As a sole proprietor, you must file a 15.3% self-employment tax with the government.
If you just want to test your products on the Amazon marketplace, or just sell for your hobby, go for a sole proprietorship. However, if you want to build your own brand and grow your business on Amazon, consider a structure with a separate entity, such as an LLC or corporation.
Some Amazon sellers choose to merge as partners. The business entity is divided into two different structures. You can form a general partnership or a limited partnership.
A general partnership has the same characteristics as a sole proprietorship. But the entity has other members who do business with you and act as owners.
For example, you are selling makeup on Amazon and your friend is selling skincare. When your Amazon business is doing well, your friends aren't making enough profit. You want to improve the variety of your Amazon store, and your friends want to reach more buyers.

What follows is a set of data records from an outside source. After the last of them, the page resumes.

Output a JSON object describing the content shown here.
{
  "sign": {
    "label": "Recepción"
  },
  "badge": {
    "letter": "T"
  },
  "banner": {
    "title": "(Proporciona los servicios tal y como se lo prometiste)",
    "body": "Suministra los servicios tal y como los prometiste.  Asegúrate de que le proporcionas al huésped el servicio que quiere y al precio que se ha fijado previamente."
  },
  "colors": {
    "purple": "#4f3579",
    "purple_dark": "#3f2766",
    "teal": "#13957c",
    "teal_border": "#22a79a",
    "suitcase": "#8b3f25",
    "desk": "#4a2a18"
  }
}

The two of you decide to start a joint business and sell your friend's products on your Amazon channel to increase sales. So you and your friend form a general partnership.
In other words, a general partnership is created by combining two or more sole proprietors .
You want to invest in a company, enjoy the profits but not take any responsibility for the company's debts, you can form a limited partnership. In particular, limited partnerships include general partners and limited partners. The general partner manages the business operations and is responsible for all potential debts and obligations. A limited partnership provides business capital and resources without a license to conduct day-to-day business activities. In terms of taxation, limited partnerships are treated the same as general partnerships. You must register with the government to own a limited partnership entity.
To sum it up, LLCs, corporations, and sole proprietorships are the favorite options for Amazon entrepreneurs other than partnerships. Nonetheless, sole proprietorships and general partnerships are not an appropriate option when it comes to personal asset protection. To find the best business entity type for your Amazon FBA, you need to define your specific business needs and situation. You must determine how your Amazon business will be taxed, who is involved in that business, and what products you will be selling on the platform.